Positiv bewertet G.U.B. Analyse daneben, dass nur moderate einmalige und niedrige laufende Kosten anfallen, jährlich der Net Asset Value ermittelt wird und alle drei Jahre eine Informationsveranstaltung geplant ist. Durch die variablen Zinsen und Zusatzzinsen partizipieren die Anleger (Gläubiger) zudem trotz der Konzeption als Namensschuldverschreibung bis zum Maximalzins vollständig am Liquiditätsergebnis und dem Wertzuwachs.

Zu den Schwächen/Risiken zählt G.U.B. Analyse, dass es sich überwiegend um einen Blind Pool handelt und eine Mittelverwendungskontrolle nur nachträglich durch die Jahresabschlussprüfung vorgesehen ist. Zudem sind die Anleger (Gläubiger) ohne Gesellschafterrechte, es besteht ein Schlüsselpersonenrisiko und das Chancenpotenzial ist auf bis zu zehn Prozent p.a. begrenzt.

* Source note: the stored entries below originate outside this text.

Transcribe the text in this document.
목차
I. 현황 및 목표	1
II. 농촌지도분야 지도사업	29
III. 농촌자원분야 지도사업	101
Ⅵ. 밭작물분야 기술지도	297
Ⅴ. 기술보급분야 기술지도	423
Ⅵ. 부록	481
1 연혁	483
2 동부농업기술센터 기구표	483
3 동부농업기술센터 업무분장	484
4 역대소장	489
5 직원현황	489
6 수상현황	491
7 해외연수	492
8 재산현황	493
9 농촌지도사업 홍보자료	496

Die vollständige Analyse steht auf gub-analyse.de zum kostenlosen Download zur Verfügung. G.U.B. Analyse ist Deutschlands ältestes Analysehaus für Sachwert-Emissionen – seit 1973 – und gehört als Marke des Deutschen Finanzdienstleistungs-Instituts GmbH (DFI) zu der Cash.Medien AG, die auch „Cash.“ verlegt.